After finishing all the 3 tables, comes a changed Castle table, with 5 new challenges.

This was also released with several demos of other software titles also by Sierra Online.

3-D Ultra Pinball: Creep Night received a score of 3 out of 5 from MacUser.

==3-D Ultra Pinball: The Lost Continent==
Lost Continent (1997) had a Jurassic Park-like set. It followed a storyline, in which a plane falls on an island where an evil genius, Heckla, has created dinosaurs of other animals and the cavemen who live there. Professor Spector, his assistant Mary, and adventurer Rex Hunter try to escape back to the modern world, rescue tribal woman Neeka and stop Heckla and his army of robots.

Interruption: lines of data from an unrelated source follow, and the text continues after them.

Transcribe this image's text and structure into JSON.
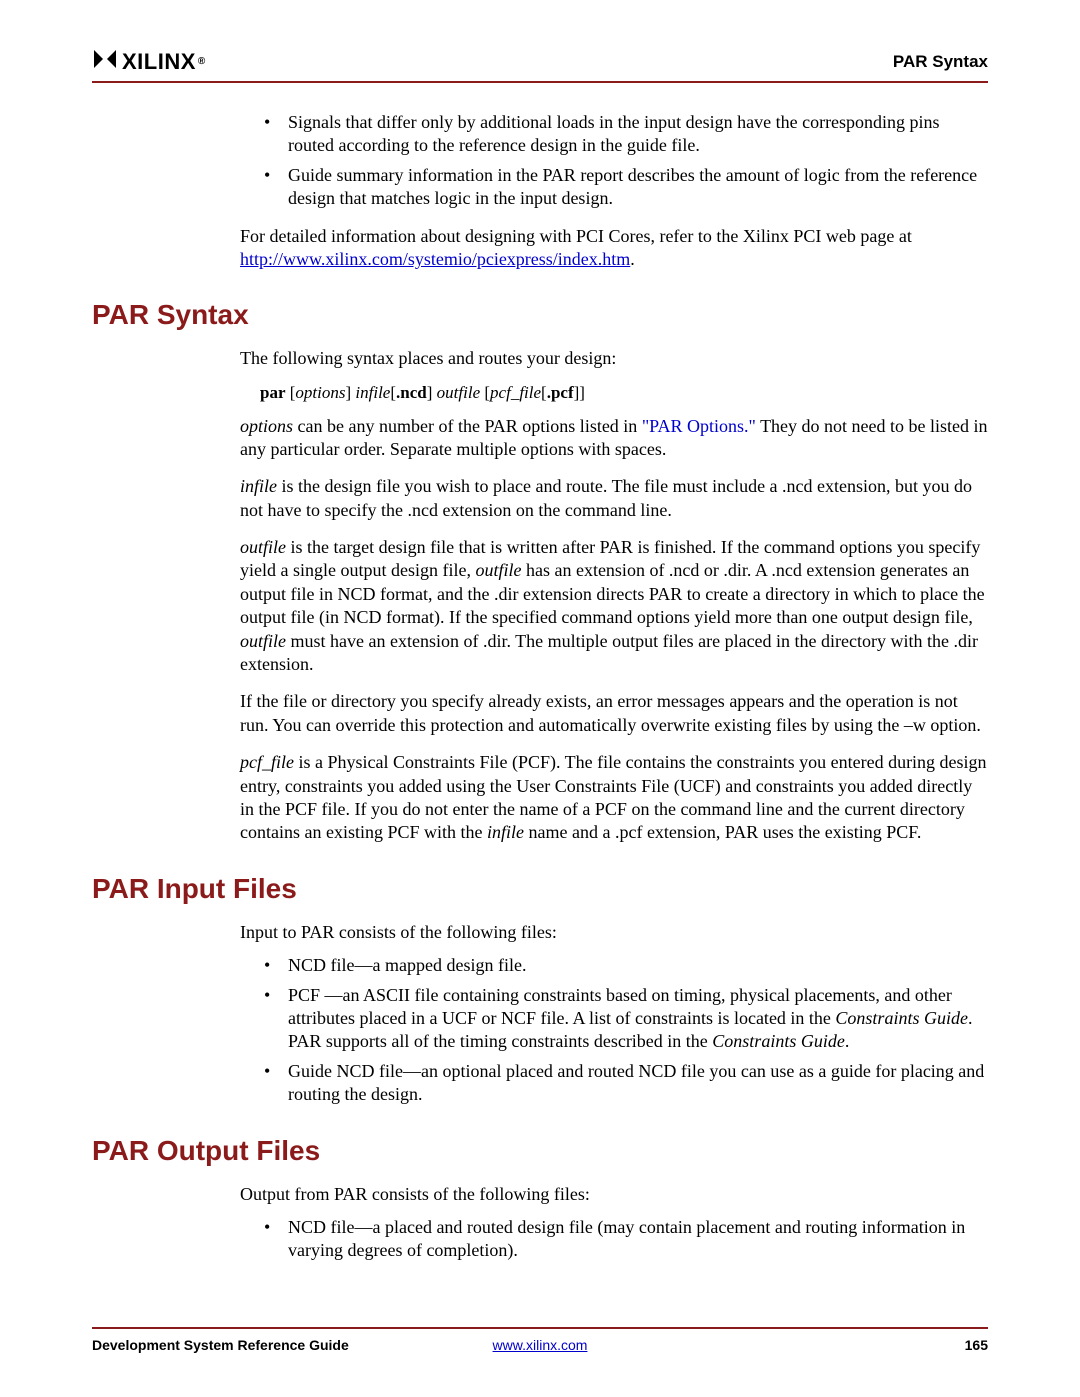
{
  "header": {
    "logo_text": "XILINX",
    "logo_reg": "®",
    "running_title": "PAR Syntax"
  },
  "intro": {
    "bullet1": "Signals that differ only by additional loads in the input design have the corresponding pins routed according to the reference design in the guide file.",
    "bullet2": "Guide summary information in the PAR report describes the amount of logic from the reference design that matches logic in the input design.",
    "para_before_link": "For detailed information about designing with PCI Cores, refer to the Xilinx PCI web page at ",
    "link_text": "http://www.xilinx.com/systemio/pciexpress/index.htm",
    "para_after_link": "."
  },
  "syntax": {
    "heading": "PAR Syntax",
    "p1": "The following syntax places and routes your design:",
    "cmd": {
      "par": "par",
      "lb1": " [",
      "options": "options",
      "rb1": "] ",
      "infile": "infile",
      "lb2": "[",
      "ncd": ".ncd",
      "rb2": "] ",
      "outfile": "outfile",
      "sp": " ",
      "lb3": "[",
      "pcf_file": "pcf_file",
      "lb4": "[",
      "pcf": ".pcf",
      "rb4": "]",
      "rb3": "]"
    },
    "p2a": "options",
    "p2b": " can be any number of the PAR options listed in ",
    "p2_xref": "\"PAR Options.\"",
    "p2c": " They do not need to be listed in any particular order. Separate multiple options with spaces.",
    "p3a": "infile",
    "p3b": " is the design file you wish to place and route. The file must include a .ncd extension, but you do not have to specify the .ncd extension on the command line.",
    "p4a": "outfile",
    "p4b": " is the target design file that is written after PAR is finished. If the command options you specify yield a single output design file, ",
    "p4c": "outfile",
    "p4d": " has an extension of .ncd or .dir. A .ncd extension generates an output file in NCD format, and the .dir extension directs PAR to create a directory in which to place the output file (in NCD format). If the specified command options yield more than one output design file, ",
    "p4e": "outfile",
    "p4f": " must have an extension of .dir. The multiple output files are placed in the directory with the .dir extension.",
    "p5": "If the file or directory you specify already exists, an error messages appears and the operation is not run. You can override this protection and automatically overwrite existing files by using the –w option.",
    "p6a": "pcf_file",
    "p6b": " is a Physical Constraints File (PCF). The file contains the constraints you entered during design entry, constraints you added using the User Constraints File (UCF) and constraints you added directly in the PCF file. If you do not enter the name of a PCF on the command line and the current directory contains an existing PCF with the ",
    "p6c": "infile",
    "p6d": " name and a .pcf extension, PAR uses the existing PCF."
  },
  "input_files": {
    "heading": "PAR Input Files",
    "intro": "Input to PAR consists of the following files:",
    "b1": "NCD file—a mapped design file.",
    "b2a": "PCF —an ASCII file containing constraints based on timing, physical placements, and other attributes placed in a UCF or NCF file. A list of constraints is located in the ",
    "b2b": "Constraints Guide",
    "b2c": ". PAR supports all of the timing constraints described in the ",
    "b2d": "Constraints Guide",
    "b2e": ".",
    "b3": "Guide NCD file—an optional placed and routed NCD file you can use as a guide for placing and routing the design."
  },
  "output_files": {
    "heading": "PAR Output Files",
    "intro": "Output from PAR consists of the following files:",
    "b1": "NCD file—a placed and routed design file (may contain placement and routing information in varying degrees of completion)."
  },
  "footer": {
    "left": "Development System Reference Guide",
    "center": "www.xilinx.com",
    "page": "165"
  }
}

It has no challenges but features 16 tables, divided in 3 "sectors": Jungle, Temple and Chambers (Heckla's Lab).

==3-D Ultra NASCAR Pinball==

As the title reads, it is a NASCAR-themed pinball, released in 1998.

The game only has 3 fields: garage, track and pitstop.

It features several famous NASCAR drivers like Dale Earnhardt and Bobby Labonte as playable characters, but the choice affects only audio commentaries and field decorations.

==3-D Ultra Pinball Power==
Power (1999) was a compilation released in 1999, featuring the first game, Creep Night and Lost Continent, and as a bonus, The Incredible Machine and a demo of 3-D Ultra Golf.

==3-D Ultra Pinball: Thrillride==

The final title of the series, Thrillride, also received a Game Boy Color version, which was developed by Left Field Productions and released by Sierra in December 2000. It is set in Hersheypark with rides and theme park elements as puzzles and table features. The PC version was included in Sierra's Game Room for the PC in 2004.

==Sales==
The series sold more than half a million copies by 1998.